No hay que confundir etnocentrismo con racismo, que consiste en sostener: a) que existen razas distintas; b) que ciertas razas son inferiores a otras y c) que esta inferioridad no es social o cultural, sino que es innata y está biológicamente determinada.
El etnocentrismo y el racismo obstaculizan los contactos entre las culturas. Estos contactos, como hemos visto, son tan antiguos como la diversidad de las culturas y la práctica de los intercambios. A pesar de estos inconvenientes, los contactos de todos modos se dan y producen una aculturación, definida como el «conjunto de fenómenos que resultan de un contacto continuo y directo entre grupos de individuos de culturas diferentes y que implican cambios en las configuraciones (patterns) culturales iniciales de uno o de los dos grupos» (Denys Cuche, 1966).

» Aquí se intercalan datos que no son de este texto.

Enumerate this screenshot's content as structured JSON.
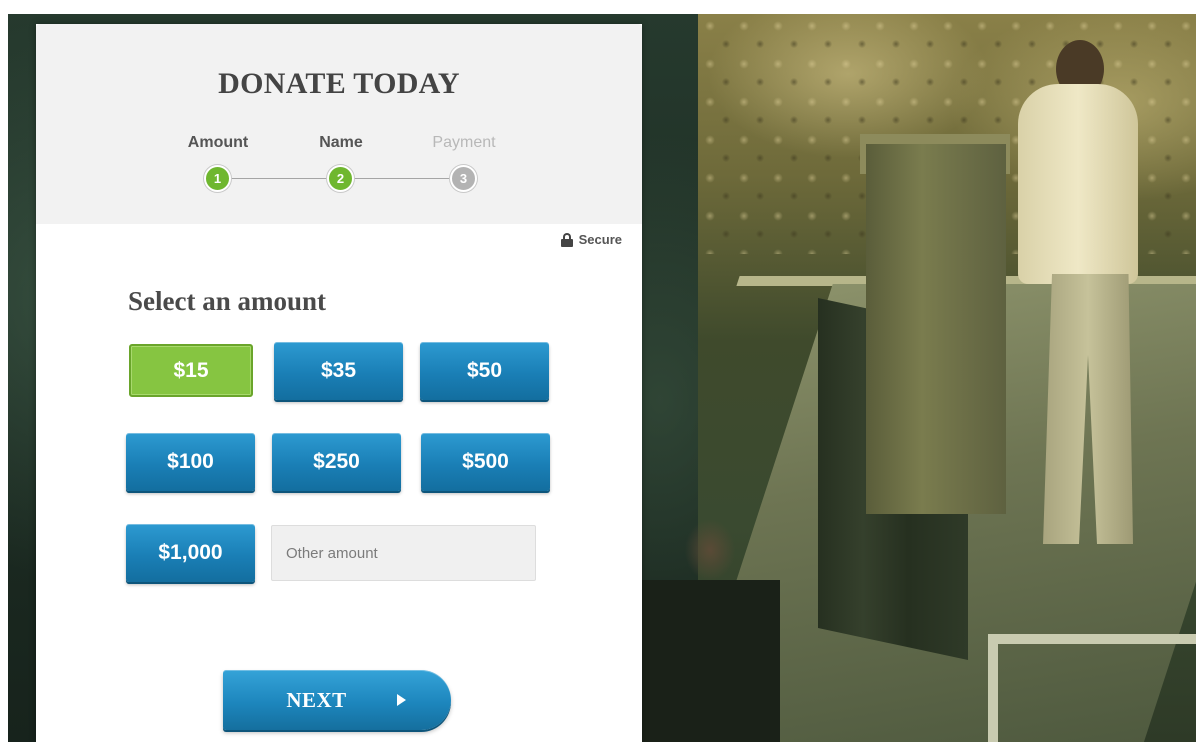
{
  "form": {
    "title": "DONATE TODAY",
    "secure_label": "Secure",
    "section_title": "Select an amount",
    "steps": [
      {
        "label": "Amount",
        "number": "1",
        "state": "done"
      },
      {
        "label": "Name",
        "number": "2",
        "state": "done"
      },
      {
        "label": "Payment",
        "number": "3",
        "state": "todo"
      }
    ],
    "amounts": [
      {
        "label": "$15",
        "selected": true
      },
      {
        "label": "$35",
        "selected": false
      },
      {
        "label": "$50",
        "selected": false
      },
      {
        "label": "$100",
        "selected": false
      },
      {
        "label": "$250",
        "selected": false
      },
      {
        "label": "$500",
        "selected": false
      },
      {
        "label": "$1,000",
        "selected": false
      }
    ],
    "other_amount": {
      "value": "",
      "placeholder": "Other amount"
    },
    "next_label": "NEXT"
  },
  "icons": {
    "secure": "lock-icon",
    "next": "play-icon"
  },
  "colors": {
    "selected_amount": "#86c541",
    "amount_button": "#1a7fb6",
    "step_done": "#6fb72f",
    "step_todo": "#b3b3b3"
  }
}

La aculturación es un fenómeno consentido y hay que distinguirlo del etnocidio, que significa «la destrucción sistemática de la cultura de un grupo, es decir, la eliminación por todos los medios, no sólo de sus modos de vida, sino también de sus modos de pensamiento. El etnocidio es pues una desculturación voluntaria y programada» (Cuche, 1966). Este término, agrega Cuche, «remite a una realidad atestiguada por los historiadores y los etnólogos, la de las operaciones sistemáticas de erradicación cultural y religiosa en poblaciones indígenas, con el fin de que éstas adquieran la cultura y la religión de los conquistadores». El etnocidio debe distinguirse a su vez del genocidio, que puede llegar a la eliminación física deliberada de una población dada.